Standing Dumbbell Shrug is a well-known move to build and strengthen your trapezius muscle. It is often practiced on the back or shoulder of a bodybuilding training session, but it can also be effective for strength or full-body training.
If you’re interested in creating larger shoulders and a broader back, working your traps should be a major part of your training. Traps ( trapezius muscles) are located between your neck and back, up to your shoulders. the most effective way to work the trapezius muscles is to understand how to perform your Standing Dumbbell Shrug.
Instructions for Standing Dumbbell Shrug
- Lean forward with a dumbbell in both hands (palms towards your body) and arms extending to the sides.
- Lift the dumbbells up by raising them as far as you can while exhaling. Maintain the contraction to the highest point for one second. Tips: The arms should remain fully extended at all times. Avoid using biceps to lift dumbbells. Only shoulders should move up and down.
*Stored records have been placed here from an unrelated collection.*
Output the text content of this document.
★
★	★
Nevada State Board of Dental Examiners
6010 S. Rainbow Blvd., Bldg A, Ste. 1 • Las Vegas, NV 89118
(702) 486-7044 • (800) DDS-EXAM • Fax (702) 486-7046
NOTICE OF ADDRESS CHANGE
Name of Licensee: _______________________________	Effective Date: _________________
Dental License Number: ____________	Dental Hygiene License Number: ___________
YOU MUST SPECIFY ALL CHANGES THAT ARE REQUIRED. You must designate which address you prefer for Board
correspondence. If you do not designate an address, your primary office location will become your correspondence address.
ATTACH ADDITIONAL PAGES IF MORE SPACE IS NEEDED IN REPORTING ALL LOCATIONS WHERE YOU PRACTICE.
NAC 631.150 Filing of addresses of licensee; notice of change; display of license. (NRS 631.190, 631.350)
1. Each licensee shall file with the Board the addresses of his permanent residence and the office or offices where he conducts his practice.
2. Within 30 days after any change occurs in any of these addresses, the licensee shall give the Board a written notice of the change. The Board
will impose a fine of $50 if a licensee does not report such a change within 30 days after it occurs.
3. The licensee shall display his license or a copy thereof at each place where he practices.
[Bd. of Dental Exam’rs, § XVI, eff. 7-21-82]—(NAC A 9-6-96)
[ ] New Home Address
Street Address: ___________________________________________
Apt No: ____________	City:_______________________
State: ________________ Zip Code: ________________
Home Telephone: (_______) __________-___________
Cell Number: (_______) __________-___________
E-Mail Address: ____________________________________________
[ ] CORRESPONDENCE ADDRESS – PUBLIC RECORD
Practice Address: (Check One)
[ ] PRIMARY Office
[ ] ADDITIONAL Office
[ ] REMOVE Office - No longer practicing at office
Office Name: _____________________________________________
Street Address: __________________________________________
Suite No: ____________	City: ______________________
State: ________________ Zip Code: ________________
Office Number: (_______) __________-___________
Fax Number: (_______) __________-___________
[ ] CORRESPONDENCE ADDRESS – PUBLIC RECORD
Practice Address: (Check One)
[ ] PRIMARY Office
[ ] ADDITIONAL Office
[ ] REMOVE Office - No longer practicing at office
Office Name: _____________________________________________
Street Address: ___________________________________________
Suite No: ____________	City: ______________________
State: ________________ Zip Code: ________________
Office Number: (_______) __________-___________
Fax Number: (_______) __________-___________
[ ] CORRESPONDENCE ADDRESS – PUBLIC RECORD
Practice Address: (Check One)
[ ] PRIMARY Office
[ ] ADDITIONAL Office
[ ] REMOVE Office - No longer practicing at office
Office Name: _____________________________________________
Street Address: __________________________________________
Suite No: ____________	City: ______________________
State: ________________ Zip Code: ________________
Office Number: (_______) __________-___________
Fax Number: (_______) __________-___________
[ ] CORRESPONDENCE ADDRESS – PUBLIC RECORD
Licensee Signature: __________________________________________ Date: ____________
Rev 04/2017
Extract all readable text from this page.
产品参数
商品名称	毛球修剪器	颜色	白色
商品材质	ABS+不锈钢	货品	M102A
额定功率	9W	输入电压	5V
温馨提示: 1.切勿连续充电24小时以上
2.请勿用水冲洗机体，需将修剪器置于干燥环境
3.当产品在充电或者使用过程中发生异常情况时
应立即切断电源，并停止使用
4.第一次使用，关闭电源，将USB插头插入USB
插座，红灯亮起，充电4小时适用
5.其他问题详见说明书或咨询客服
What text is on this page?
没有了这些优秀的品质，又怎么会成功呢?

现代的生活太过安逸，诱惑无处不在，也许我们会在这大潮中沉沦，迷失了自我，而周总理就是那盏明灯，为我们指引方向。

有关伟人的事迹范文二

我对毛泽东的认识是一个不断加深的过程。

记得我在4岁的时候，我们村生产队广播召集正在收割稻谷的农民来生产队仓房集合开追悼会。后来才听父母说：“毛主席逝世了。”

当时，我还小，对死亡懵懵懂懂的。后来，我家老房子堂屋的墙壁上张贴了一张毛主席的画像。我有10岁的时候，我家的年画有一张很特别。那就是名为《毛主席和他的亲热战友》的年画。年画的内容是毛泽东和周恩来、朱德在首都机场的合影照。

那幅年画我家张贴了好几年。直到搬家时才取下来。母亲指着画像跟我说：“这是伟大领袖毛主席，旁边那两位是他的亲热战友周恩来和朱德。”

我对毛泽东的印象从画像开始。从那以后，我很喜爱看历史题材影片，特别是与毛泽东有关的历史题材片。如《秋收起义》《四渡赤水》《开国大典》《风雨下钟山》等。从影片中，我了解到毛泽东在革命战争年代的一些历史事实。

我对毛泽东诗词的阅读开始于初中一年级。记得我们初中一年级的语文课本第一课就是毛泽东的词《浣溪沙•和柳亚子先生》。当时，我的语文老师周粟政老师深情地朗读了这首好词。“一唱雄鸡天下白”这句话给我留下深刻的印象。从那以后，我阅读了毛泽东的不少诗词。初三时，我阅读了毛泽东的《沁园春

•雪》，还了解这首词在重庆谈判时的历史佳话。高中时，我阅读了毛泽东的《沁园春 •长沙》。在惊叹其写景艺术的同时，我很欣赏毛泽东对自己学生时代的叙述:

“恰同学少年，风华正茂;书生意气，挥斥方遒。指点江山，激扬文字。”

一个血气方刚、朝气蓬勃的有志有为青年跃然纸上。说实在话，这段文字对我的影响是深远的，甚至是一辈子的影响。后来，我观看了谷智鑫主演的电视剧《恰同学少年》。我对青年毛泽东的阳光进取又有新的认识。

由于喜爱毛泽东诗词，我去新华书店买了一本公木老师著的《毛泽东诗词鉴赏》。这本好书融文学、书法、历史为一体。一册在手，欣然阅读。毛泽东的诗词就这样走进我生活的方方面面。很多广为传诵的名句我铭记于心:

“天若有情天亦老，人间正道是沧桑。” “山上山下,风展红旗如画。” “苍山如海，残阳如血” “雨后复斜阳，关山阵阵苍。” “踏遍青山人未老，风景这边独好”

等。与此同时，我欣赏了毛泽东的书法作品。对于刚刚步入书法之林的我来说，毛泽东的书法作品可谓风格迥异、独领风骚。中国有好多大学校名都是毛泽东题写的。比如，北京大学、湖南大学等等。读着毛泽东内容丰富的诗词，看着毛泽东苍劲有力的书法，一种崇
- Lower the dumbbells until they are back in the initial place.
- Repeat the exercise for the recommended number of repetitions.
- Alternate: You can perform this exercise using barbells, bands or cables. You could also utilize only one handle, and work on one side at a.
- Easy to setup and use
- By using straps for lifting You can be extremely heavy
- It is easy to increase intensification by stopping for 3 to 4 seconds at the very high point of the exercise
- The dumbbell shrug demands a proper technique to get the most benefit of the workout, and to shield the shoulders against injuries.
- Structural tissue integrity is improved Positive anabolic hormonal changes and improved overall performance in sports, or simply greater task efficiency throughout your daily life.